To not do so is unhealthy and will create a melting pot of resentment, bitterness and distress that will eventually boil over and wash away the positive steps forward that are being made.
It is equally vital that, Autistic people know that this experience of trauma is not their fault, they are not blamed, not hated, not unloved. But that this is a part of their own and their family’s life experiences as a whole. That need to be worked through together.
Discussing the challenges removes the damaging taboo, the perceived ‘shame’ that should not exist, rather promoting an understanding, driving forward positive changes and healing for everyone concerned. Supporting others through challenging times, to overcome those challenges.

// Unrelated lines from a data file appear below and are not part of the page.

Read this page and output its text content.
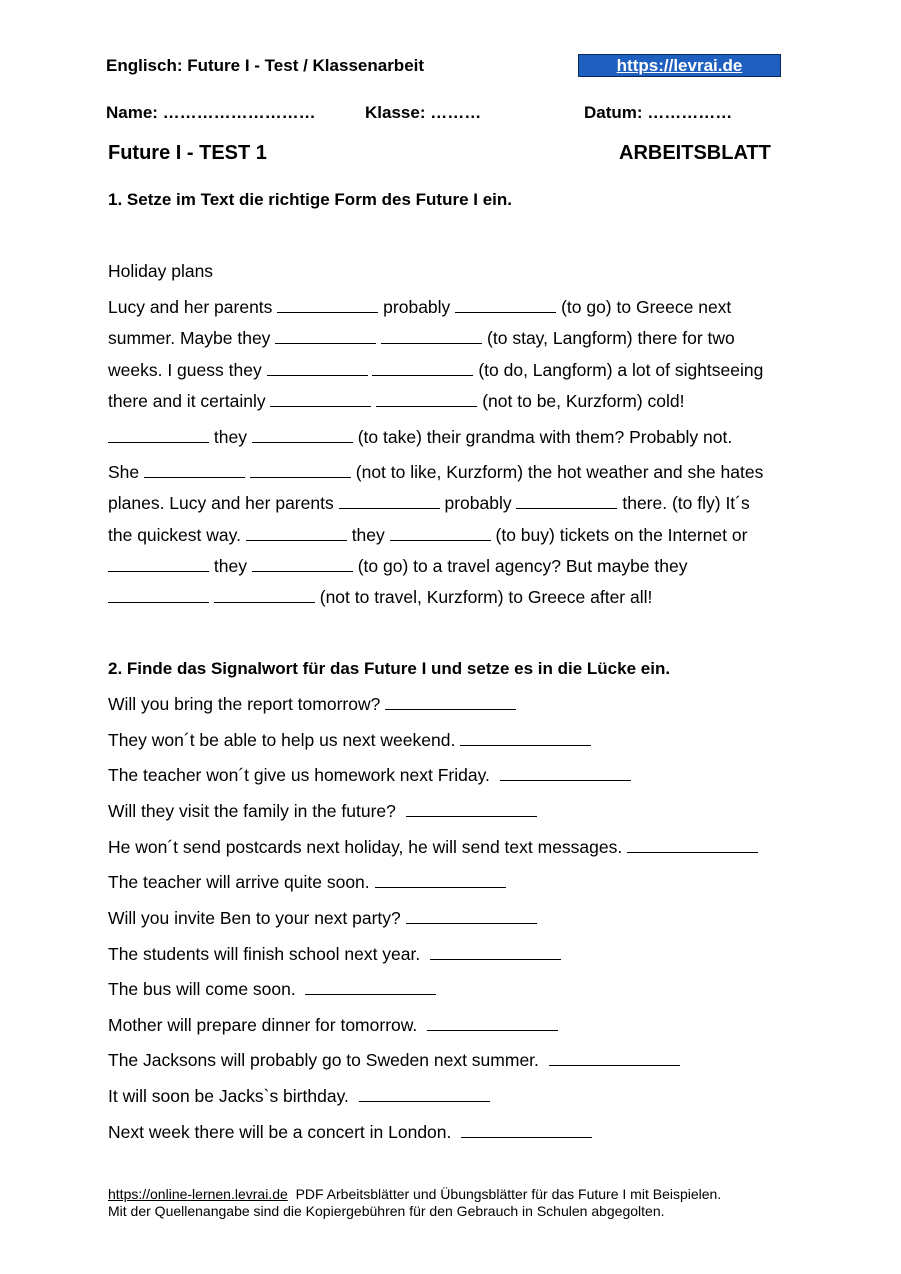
Englisch: Future I - Test / Klassenarbeit	https://levrai.de
Name: ………………………	Klasse: ………	Datum: ……………
Future I - TEST 1	ARBEITSBLATT
1. Setze im Text die richtige Form des Future I ein.
Holiday plans
Lucy and her parents	probably	(to go) to Greece next
summer. Maybe they	(to stay, Langform) there for two
weeks. I guess they	(to do, Langform) a lot of sightseeing
there and it certainly	(not to be, Kurzform) cold!
they	(to take) their grandma with them? Probably not.
She	(not to like, Kurzform) the hot weather and she hates
planes. Lucy and her parents	probably	there. (to fly) It´s
the quickest way.	they	(to buy) tickets on the Internet or
they	(to go) to a travel agency? But maybe they
(not to travel, Kurzform) to Greece after all!
2. Finde das Signalwort für das Future I und setze es in die Lücke ein.
Will you bring the report tomorrow?
They won´t be able to help us next weekend.
The teacher won´t give us homework next Friday.
Will they visit the family in the future?
He won´t send postcards next holiday, he will send text messages.
The teacher will arrive quite soon.
Will you invite Ben to your next party?
The students will finish school next year.
The bus will come soon.
Mother will prepare dinner for tomorrow.
The Jacksons will probably go to Sweden next summer.
It will soon be Jacks`s birthday.
Next week there will be a concert in London.
https://online-lernen.levrai.de PDF Arbeitsblätter und Übungsblätter für das Future I mit Beispielen.
Mit der Quellenangabe sind die Kopiergebühren für den Gebrauch in Schulen abgegolten.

To finish as I started with Political Correctness, we now have an opportunity to right some wrongs that have occurred for the Actually Autistic Community.
To achieve this, we ALL must commit to do that reasonably, sensibly, collaboratively. Move forward in a way where everybody wins, that everyone achieves equality – which is the actual goal of being PC in the first place! Then maybe the comedians won’t be laughing about it, they’ll be applauding because; we’re in this together.